Set Model Parameters’ .requires_grad attribute

Feature extract 할 때 .requires_grad 파라미터를 False로 설정합니다.

반면, training from scratch나 fine-tuning을 할 때는 .requires_grad를 True로 설정합니다.

만약, feature extraction 중이고 새로 initialize된 레이어 대한 gradient만 계산하는 경우에는, 모든 parameter에 gradient 계산이 필요하진 않습니다.

def set_parameter_requires_grad(model, feature_extracting):
    if feature_extracting:
        for param in model.parameters():
            param.requires_grad = False

Initialize and Reshape the Networks

원하는 task에 맞게 기존 모델을 사용하려면 네트워크에 대해서 reshaping이 필요합니다.

ImageNet으로 pre-trained된 모델은 모두 크기가 1000(각 클래스 당 하나의 노드)인 output layer를 갖죠.

때문에, 만약 본인의 dataset의 class 수와 동일한 수의 출력을 가지도록 변경해야 합니다.

(output 1000 -> dataset의 class 수)

Feature extraction 시, 마지막 레이어의 parameter만 업데이트하거나, reshaping하는 레이어의 parameter만 업데이트 합니다. 따라서 변경하지 않으려는 레이어에 대해 gradient를 계산할 필요가 없으므로, 효율성을 위해 .required_grads 속성을 False로 설정합니다.

(기본 .requires_grad 속성은 True)

새 레이어를 초기화하고 기본적으로 새 parameter에 .requires_grad=True가 있으므로, 새 레이어의 파라미터만 업데이트 됩니다.

Fine-tuning 할 때 모든 .required_grad를 기본값 True로 설정한 상태로 둘 수 있습니다.

Pre-trained model에 대해 새로운 layer로 변경할 때(패턴)

Resnet

(fc): Linear(in_features=512, out_features=1000, bias=True)

위의 fc layer의 input feature 수가 512 out_features 수가 1000으로 되어 있다.

이를 새로운 레이어로 변경하려면 아래와 같이 정의한다.

model.fc = nn.Linear(512, num_classes)

model 변수는 전체 pre-trained 모델을 의미하고, 그 모델의 fc layer에 접근해서 새로운 nn.Linear 함수를 정의한다.

Alexnet

(classifier): Sequential(
    ...
    (6): Linear(in_features=4096, out_features=1000, bias=True)
 )

Alexnet의 경우 classifier block의 6번째 레이어에 최종 layer가 있다.

따라서 classifier block에 indexing 접근하여 새롭게 layer를 정의한다.

model.classifier[6] = nn.Linear(4096,num_classes)

위에 보면 알 수 있지만, 많은 모델이 유사한 출력 구조를 가지고 있지만 각 모델마다 조금씩 다르게 처리되어야 합니다.

또한 reshape된 네트워크의 printed 모델 아키텍처를 확인하고 output feature의 수가 dataset의 클래스 수와 동일한 지 확인이 필요합니다.

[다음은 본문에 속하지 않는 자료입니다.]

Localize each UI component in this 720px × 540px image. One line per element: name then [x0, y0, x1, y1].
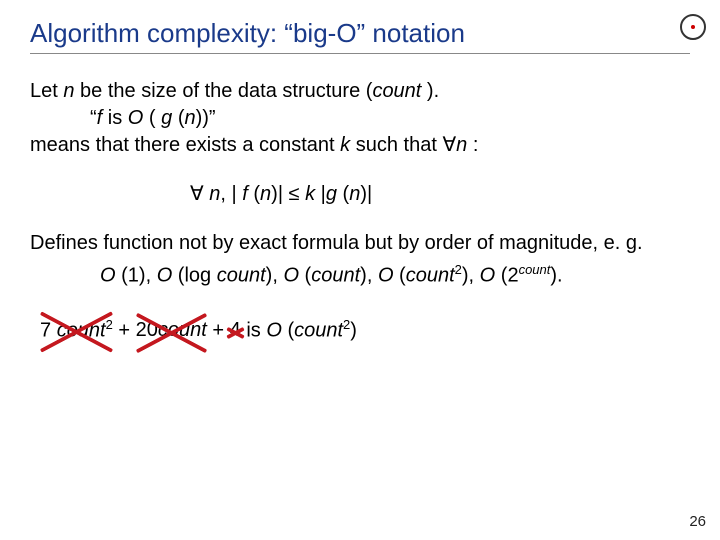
text: + [113, 319, 136, 341]
var-count: count [158, 319, 207, 341]
crossed-term-1: 7 count2 [40, 316, 113, 345]
text: ( [282, 319, 294, 341]
slide-title: Algorithm complexity: “big-O” notation [30, 18, 690, 54]
var-n: n [209, 183, 220, 205]
text: ( [394, 265, 406, 287]
text: Let [30, 80, 63, 102]
var-g: g [161, 107, 172, 129]
intro-line-1: Let n be the size of the data structure … [30, 78, 690, 105]
var-n: n [349, 183, 360, 205]
text: ). [421, 80, 439, 102]
text: 20 [136, 319, 158, 341]
var-count: count [57, 319, 106, 341]
text: ). [550, 265, 562, 287]
big-o: O [283, 265, 299, 287]
complexity-list: O (1), O (log count), O (count), O (coun… [30, 261, 690, 290]
logo-icon [680, 14, 706, 40]
var-count: count [311, 265, 360, 287]
big-o: O [157, 265, 173, 287]
text: ( [143, 107, 161, 129]
forall-symbol: ∀ [190, 183, 209, 205]
text: ) [350, 319, 357, 341]
text: ), [462, 265, 480, 287]
text: : [467, 134, 478, 156]
text: be the size of the data structure ( [74, 80, 372, 102]
definition-paragraph: Defines function not by exact formula bu… [30, 230, 690, 257]
intro-line-2: “f is O ( g (n))” [30, 105, 690, 132]
text: is [241, 319, 267, 341]
big-o: O [100, 265, 116, 287]
text: ( [337, 183, 349, 205]
var-n: n [456, 134, 467, 156]
formula: ∀ n, | f (n)| ≤ k |g (n)| [30, 181, 690, 208]
forall-symbol: ∀ [442, 134, 456, 156]
text: ( [299, 265, 311, 287]
var-n: n [63, 80, 74, 102]
text: + [207, 319, 230, 341]
text: 4 [230, 319, 241, 341]
text: (2 [495, 265, 518, 287]
var-count: count [406, 265, 455, 287]
intro-line-3: means that there exists a constant k suc… [30, 132, 690, 159]
big-o: O [128, 107, 144, 129]
text: ), [360, 265, 378, 287]
crossed-term-3: 4 [230, 317, 241, 344]
superscript: 2 [455, 262, 462, 277]
slide: Algorithm complexity: “big-O” notation L… [0, 0, 720, 344]
superscript-count: count [519, 262, 551, 277]
var-g: g [326, 183, 337, 205]
var-count: count [372, 80, 421, 102]
text: (1), [116, 265, 157, 287]
text: is [102, 107, 128, 129]
text: | [315, 183, 326, 205]
text: , | [220, 183, 242, 205]
var-n: n [260, 183, 271, 205]
example-expression: 7 count2 + 20count + 4 is O (count2) [30, 316, 690, 345]
big-o: O [378, 265, 394, 287]
crossed-term-2: 20count [136, 317, 207, 344]
big-o: O [266, 319, 282, 341]
big-o: O [480, 265, 496, 287]
var-k: k [340, 134, 350, 156]
text: such that [350, 134, 442, 156]
slide-body: Let n be the size of the data structure … [30, 78, 690, 344]
text: ( [248, 183, 260, 205]
text: ), [266, 265, 284, 287]
var-count: count [294, 319, 343, 341]
text: means that there exists a constant [30, 134, 340, 156]
text: ))” [196, 107, 216, 129]
var-n: n [184, 107, 195, 129]
superscript: 2 [106, 317, 113, 332]
page-number: 26 [689, 513, 706, 530]
text: )| [360, 183, 372, 205]
text: 7 [40, 319, 57, 341]
text: ( [172, 107, 184, 129]
text: (log [172, 265, 216, 287]
var-count: count [217, 265, 266, 287]
text: )| ≤ [271, 183, 305, 205]
var-k: k [305, 183, 315, 205]
text: “ [90, 107, 97, 129]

def initialize_model(model_name, num_classes, feature_extract, use_pretrained=True):
    # Initialize these variables which will be set in this if statement. Each of these
    #   variables is model specific.
    model_ft = None
    input_size = 0

    if model_name == "resnet":
        """ Resnet18
        """
        model_ft = models.resnet18(pretrained=use_pretrained)
        set_parameter_requires_grad(model_ft, feature_extract)
        num_ftrs = model_ft.fc.in_features
        model_ft.fc = nn.Linear(num_ftrs, num_classes)
        input_size = 224

    elif model_name == "alexnet":
        """ Alexnet
        """
        model_ft = models.alexnet(pretrained=use_pretrained)
        set_parameter_requires_grad(model_ft, feature_extract)
        num_ftrs = model_ft.classifier[6].in_features
        model_ft.classifier[6] = nn.Linear(num_ftrs,num_classes)
        input_size = 224

    elif model_name == "vgg":
        """ VGG11_bn
        """
        model_ft = models.vgg11_bn(pretrained=use_pretrained)
        set_parameter_requires_grad(model_ft, feature_extract)
        num_ftrs = model_ft.classifier[6].in_features
        model_ft.classifier[6] = nn.Linear(num_ftrs,num_classes)
        input_size = 224

    elif model_name == "squeezenet":
        """ Squeezenet
        """
        model_ft = models.squeezenet1_0(pretrained=use_pretrained)
        set_parameter_requires_grad(model_ft, feature_extract)
        model_ft.classifier[1] = nn.Conv2d(512, num_classes, kernel_size=(1,1), stride=(1,1))
        model_ft.num_classes = num_classes
        input_size = 224

    elif model_name == "densenet":
        """ Densenet
        """
        model_ft = models.densenet121(pretrained=use_pretrained)
        set_parameter_requires_grad(model_ft, feature_extract)
        num_ftrs = model_ft.classifier.in_features
        model_ft.classifier = nn.Linear(num_ftrs, num_classes)
        input_size = 224

    elif model_name == "inception":
        """ Inception v3
        Be careful, expects (299,299) sized images and has auxiliary output
        """
        model_ft = models.inception_v3(pretrained=use_pretrained)
        set_parameter_requires_grad(model_ft, feature_extract)
        # Handle the auxilary net
        num_ftrs = model_ft.AuxLogits.fc.in_features
        model_ft.AuxLogits.fc = nn.Linear(num_ftrs, num_classes)
        # Handle the primary net
        num_ftrs = model_ft.fc.in_features
        model_ft.fc = nn.Linear(num_ftrs,num_classes)
        input_size = 299

    else:
        print("Invalid model name, exiting...")
        exit()

    return model_ft, input_size

# Initialize the model for this run
model_ft, input_size = initialize_model(model_name, num_classes, feature_extract, use_pretrained=True)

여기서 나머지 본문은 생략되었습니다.